1) Input: architecture diagrams or intent
Atlas ingests infrastructure intent—from diagrams, reference architectures, or structured specifications—and validates it against governance rules. It identifies material actions, required approvals, and constraints before proposing changes.
2) Translation into production-grade infrastructure
Atlas converts approved intent into concrete plans for cloud and on‑prem environments. Plans are built with guardrails for security, compliance, and reliability, keeping autonomy bounded to predefined thresholds.
3) Pre-action simulation
Every material change is simulated and impact-assessed before execution. Atlas produces an explainable preview of actions, dependencies, and expected outcomes so approvers and risk owners can make informed decisions.
4) Human approvals for sensitive actions
Sensitive or irreversible steps require explicit human approval. Autonomy cannot silently escalate. Approvers see the simulated plan, risks, and rollback paths before granting consent.
5) Deployment
After approvals, Atlas executes within predefined limits, enforcing least privilege and sequencing. Actions are logged with evidence so they can be audited and traced.

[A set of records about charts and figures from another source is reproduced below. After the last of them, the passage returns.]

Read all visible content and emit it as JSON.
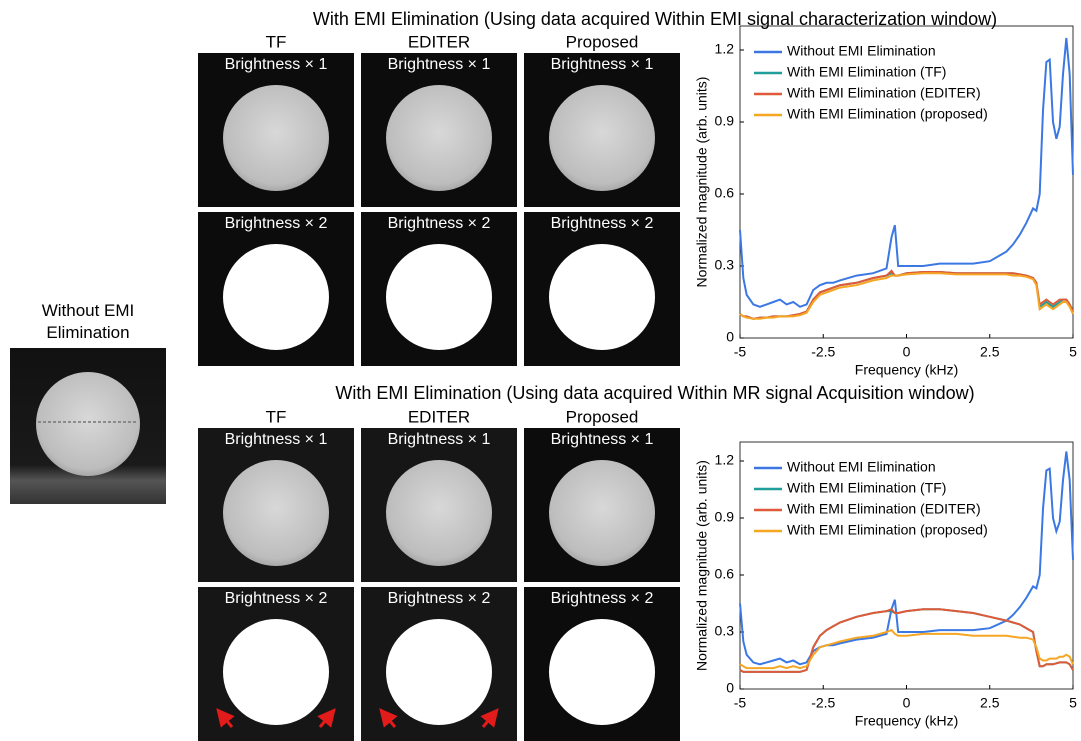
{
  "left": {
    "title": "Without EMI Elimination"
  },
  "panels": [
    {
      "title": "With EMI Elimination (Using data acquired Within EMI signal characterization window)",
      "columns": [
        "TF",
        "EDITER",
        "Proposed"
      ],
      "rows": [
        "Brightness × 1",
        "Brightness × 2"
      ]
    },
    {
      "title": "With EMI Elimination (Using data acquired Within MR signal Acquisition window)",
      "columns": [
        "TF",
        "EDITER",
        "Proposed"
      ],
      "rows": [
        "Brightness × 1",
        "Brightness × 2"
      ]
    }
  ],
  "chart_data": [
    {
      "type": "line",
      "x_label": "Frequency (kHz)",
      "y_label": "Normalized magnitude (arb. units)",
      "xlim": [
        -5,
        5
      ],
      "xticks": [
        -5,
        -2.5,
        0,
        2.5,
        5
      ],
      "ylim": [
        0,
        1.3
      ],
      "yticks": [
        0,
        0.3,
        0.6,
        0.9,
        1.2
      ],
      "legend": "upper left",
      "x": [
        -5,
        -4.9,
        -4.8,
        -4.6,
        -4.4,
        -4.2,
        -4,
        -3.8,
        -3.6,
        -3.4,
        -3.2,
        -3,
        -2.8,
        -2.6,
        -2.4,
        -2.2,
        -2,
        -1.5,
        -1,
        -0.6,
        -0.45,
        -0.35,
        -0.25,
        0,
        0.5,
        1,
        1.5,
        2,
        2.5,
        3,
        3.2,
        3.4,
        3.6,
        3.8,
        3.9,
        4,
        4.1,
        4.2,
        4.3,
        4.4,
        4.5,
        4.6,
        4.7,
        4.8,
        4.9,
        5
      ],
      "series": [
        {
          "name": "Without EMI Elimination",
          "color": "#3b78e3",
          "values": [
            0.45,
            0.25,
            0.18,
            0.14,
            0.13,
            0.14,
            0.15,
            0.16,
            0.14,
            0.15,
            0.13,
            0.14,
            0.2,
            0.22,
            0.23,
            0.23,
            0.24,
            0.26,
            0.27,
            0.29,
            0.42,
            0.47,
            0.3,
            0.3,
            0.3,
            0.31,
            0.31,
            0.31,
            0.32,
            0.36,
            0.39,
            0.43,
            0.48,
            0.54,
            0.53,
            0.6,
            0.95,
            1.15,
            1.16,
            0.9,
            0.83,
            0.88,
            1.1,
            1.25,
            1.1,
            0.68
          ]
        },
        {
          "name": "With EMI Elimination (TF)",
          "color": "#1f9e9a",
          "values": [
            0.1,
            0.09,
            0.09,
            0.08,
            0.085,
            0.085,
            0.09,
            0.09,
            0.09,
            0.095,
            0.1,
            0.11,
            0.16,
            0.19,
            0.2,
            0.21,
            0.22,
            0.23,
            0.25,
            0.26,
            0.27,
            0.26,
            0.26,
            0.27,
            0.275,
            0.275,
            0.27,
            0.27,
            0.27,
            0.27,
            0.27,
            0.265,
            0.26,
            0.25,
            0.23,
            0.13,
            0.14,
            0.15,
            0.14,
            0.13,
            0.14,
            0.15,
            0.16,
            0.16,
            0.14,
            0.11
          ]
        },
        {
          "name": "With EMI Elimination (EDITER)",
          "color": "#e05a3a",
          "values": [
            0.1,
            0.09,
            0.09,
            0.08,
            0.085,
            0.085,
            0.09,
            0.09,
            0.09,
            0.095,
            0.1,
            0.11,
            0.16,
            0.19,
            0.2,
            0.21,
            0.22,
            0.23,
            0.25,
            0.26,
            0.28,
            0.26,
            0.26,
            0.27,
            0.275,
            0.275,
            0.27,
            0.27,
            0.27,
            0.27,
            0.27,
            0.265,
            0.26,
            0.25,
            0.23,
            0.14,
            0.15,
            0.16,
            0.15,
            0.14,
            0.15,
            0.16,
            0.16,
            0.16,
            0.14,
            0.11
          ]
        },
        {
          "name": "With EMI Elimination (proposed)",
          "color": "#f5a623",
          "values": [
            0.1,
            0.09,
            0.085,
            0.08,
            0.08,
            0.085,
            0.085,
            0.09,
            0.09,
            0.09,
            0.095,
            0.105,
            0.15,
            0.18,
            0.19,
            0.2,
            0.21,
            0.22,
            0.24,
            0.25,
            0.26,
            0.26,
            0.26,
            0.265,
            0.27,
            0.27,
            0.265,
            0.265,
            0.265,
            0.265,
            0.26,
            0.26,
            0.255,
            0.245,
            0.22,
            0.12,
            0.13,
            0.14,
            0.13,
            0.12,
            0.13,
            0.14,
            0.15,
            0.15,
            0.13,
            0.1
          ]
        }
      ]
    },
    {
      "type": "line",
      "x_label": "Frequency (kHz)",
      "y_label": "Normalized magnitude (arb. units)",
      "xlim": [
        -5,
        5
      ],
      "xticks": [
        -5,
        -2.5,
        0,
        2.5,
        5
      ],
      "ylim": [
        0,
        1.3
      ],
      "yticks": [
        0,
        0.3,
        0.6,
        0.9,
        1.2
      ],
      "legend": "upper left",
      "x": [
        -5,
        -4.9,
        -4.8,
        -4.6,
        -4.4,
        -4.2,
        -4,
        -3.8,
        -3.6,
        -3.4,
        -3.2,
        -3,
        -2.8,
        -2.6,
        -2.4,
        -2.2,
        -2,
        -1.5,
        -1,
        -0.6,
        -0.45,
        -0.35,
        -0.25,
        0,
        0.5,
        1,
        1.5,
        2,
        2.5,
        3,
        3.2,
        3.4,
        3.6,
        3.8,
        3.9,
        4,
        4.1,
        4.2,
        4.3,
        4.4,
        4.5,
        4.6,
        4.7,
        4.8,
        4.9,
        5
      ],
      "series": [
        {
          "name": "Without EMI Elimination",
          "color": "#3b78e3",
          "values": [
            0.45,
            0.25,
            0.18,
            0.14,
            0.13,
            0.14,
            0.15,
            0.16,
            0.14,
            0.15,
            0.13,
            0.14,
            0.2,
            0.22,
            0.23,
            0.23,
            0.24,
            0.26,
            0.27,
            0.29,
            0.42,
            0.47,
            0.3,
            0.3,
            0.3,
            0.31,
            0.31,
            0.31,
            0.32,
            0.36,
            0.39,
            0.43,
            0.48,
            0.54,
            0.53,
            0.6,
            0.95,
            1.15,
            1.16,
            0.9,
            0.83,
            0.88,
            1.1,
            1.25,
            1.1,
            0.68
          ]
        },
        {
          "name": "With EMI Elimination (TF)",
          "color": "#1f9e9a",
          "values": [
            0.1,
            0.09,
            0.09,
            0.09,
            0.09,
            0.09,
            0.09,
            0.09,
            0.09,
            0.09,
            0.09,
            0.1,
            0.22,
            0.28,
            0.31,
            0.33,
            0.35,
            0.38,
            0.4,
            0.41,
            0.41,
            0.4,
            0.4,
            0.41,
            0.42,
            0.42,
            0.41,
            0.4,
            0.38,
            0.36,
            0.35,
            0.34,
            0.32,
            0.3,
            0.2,
            0.12,
            0.12,
            0.13,
            0.13,
            0.13,
            0.135,
            0.14,
            0.14,
            0.14,
            0.13,
            0.1
          ]
        },
        {
          "name": "With EMI Elimination (EDITER)",
          "color": "#e05a3a",
          "values": [
            0.1,
            0.09,
            0.09,
            0.09,
            0.09,
            0.09,
            0.09,
            0.09,
            0.09,
            0.09,
            0.09,
            0.1,
            0.22,
            0.28,
            0.31,
            0.33,
            0.35,
            0.38,
            0.4,
            0.41,
            0.42,
            0.4,
            0.4,
            0.41,
            0.42,
            0.42,
            0.41,
            0.4,
            0.38,
            0.36,
            0.35,
            0.34,
            0.32,
            0.3,
            0.2,
            0.12,
            0.12,
            0.13,
            0.13,
            0.13,
            0.135,
            0.14,
            0.14,
            0.14,
            0.13,
            0.1
          ]
        },
        {
          "name": "With EMI Elimination (proposed)",
          "color": "#f5a623",
          "values": [
            0.13,
            0.12,
            0.11,
            0.11,
            0.11,
            0.11,
            0.11,
            0.12,
            0.11,
            0.12,
            0.11,
            0.12,
            0.18,
            0.22,
            0.23,
            0.24,
            0.25,
            0.27,
            0.28,
            0.3,
            0.31,
            0.29,
            0.28,
            0.28,
            0.29,
            0.29,
            0.29,
            0.28,
            0.28,
            0.28,
            0.275,
            0.27,
            0.27,
            0.26,
            0.22,
            0.16,
            0.15,
            0.15,
            0.16,
            0.16,
            0.16,
            0.17,
            0.17,
            0.18,
            0.17,
            0.13
          ]
        }
      ]
    }
  ]
}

6) Continuous operation and self-healing
Atlas monitors runtime health, drifts, and policy adherence. Within its bounded autonomy, it can remediate non-material issues; material remediations still require approval. All actions remain explainable, logged, and reversible.
7) Rollback and explainability
Rollback paths are defined before execution. If behavior deviates from thresholds or if an operator issues a kill/rollback, Atlas reverts to a known-safe state. Every action includes rationale, context, and evidence to support post-incident review and regulatory audit.